EPFL Izar GPU Cluster Usage Guide
Important: Do not run resource-intensive programs on the login node (izar1). All computational tasks must be submitted to compute nodes.
1. Login
Prerequisites: Connection to EPFL network (Eduroam) or VPN.
# Login via SSH
ssh <username>@izar.hpc.epfl.ch
# Logout
exit
# Or use Ctrl + D
2. Directory & File Management (Home vs Scratch)
~(Home Directory): Small capacity (~50GB). Use for code files (.py,.sh) and configuration files only. Do not store datasets or model weights here./scratch(High Performance Scratch): Large capacity, high I/O speed. Use for datasets, virtual environments (Conda envs), and model checkpoints. Note that this directory is cleared at the end of the semester; ensure you back up important data.

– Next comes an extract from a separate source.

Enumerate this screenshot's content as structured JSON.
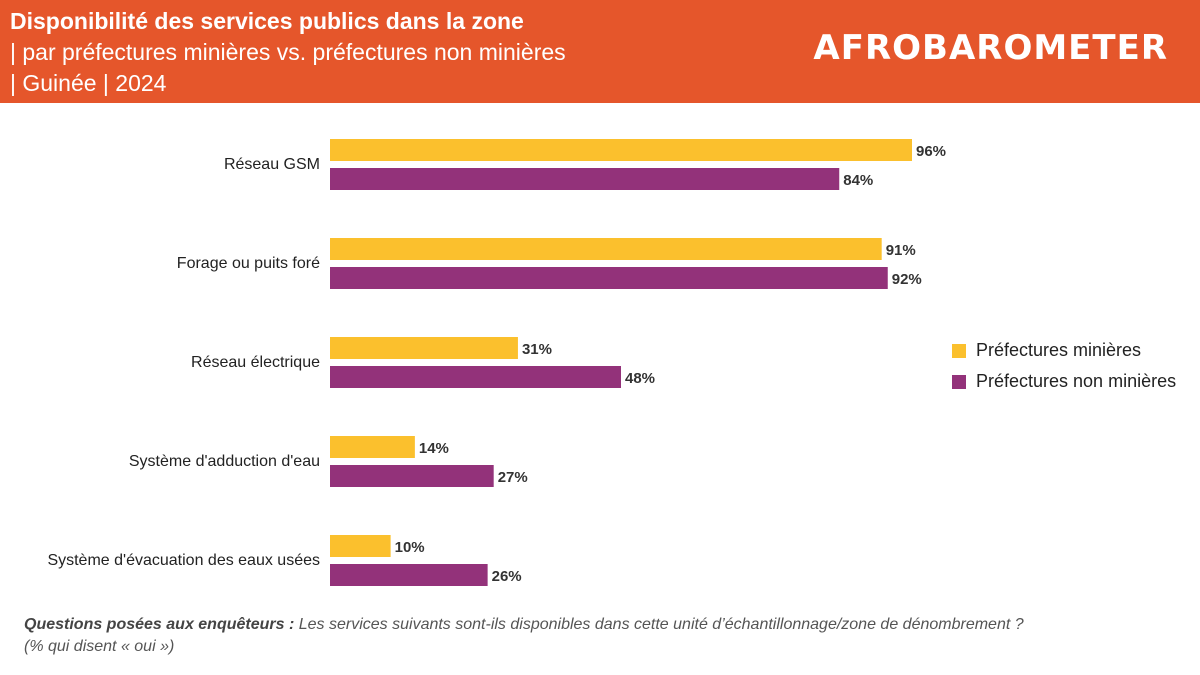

# Navigate to your scratch directory
cd /scratch/$USER
# Check current directory path
pwd
# List files
ls -lh
3. Software & Environment Management (Module System)
Software on the cluster (e.g., Python, CUDA, GCC) is loaded on demand via the module system.
# List all available modules
module avail
# Search for a specific module (e.g., cuda)
module spider cuda
# Load required modules (e.g., gcc and python)
module load gcc python
# List currently loaded modules
module list
# Unload all modules (recommended at start of scripts)
module purge
4. Job Management & GPU Allocation (Slurm)
Resource allocation is managed by the Slurm workload manager.
Interactive Allocation (For Debugging)
Request a compute node for interactive use.
# Request 1 GPU for 30 minutes with an interactive bash shell
srun --pty --partition=gpu --gres=gpu:1 --time=00:30:00 bash
# Parameters:
# --pty: Allocate a pseudo-terminal
# --partition=gpu: Use the GPU queue
# --gres=gpu:1: Request 1 GPU
# --time=00:30:00: Duration (HH:MM:SS)
Note: Upon successful allocation, the prompt changes from [username@izar1 ~] to [username@iXXXX ~]. Type exit to release resources when finished.
Job Monitoring & Management
# View your current jobs (RUNNING or PENDING)
squeue -u $USER
# Cancel a specific job
scancel <JOBID>
# Example: scancel 1234567
# Check GPU node status
sinfo -p gpu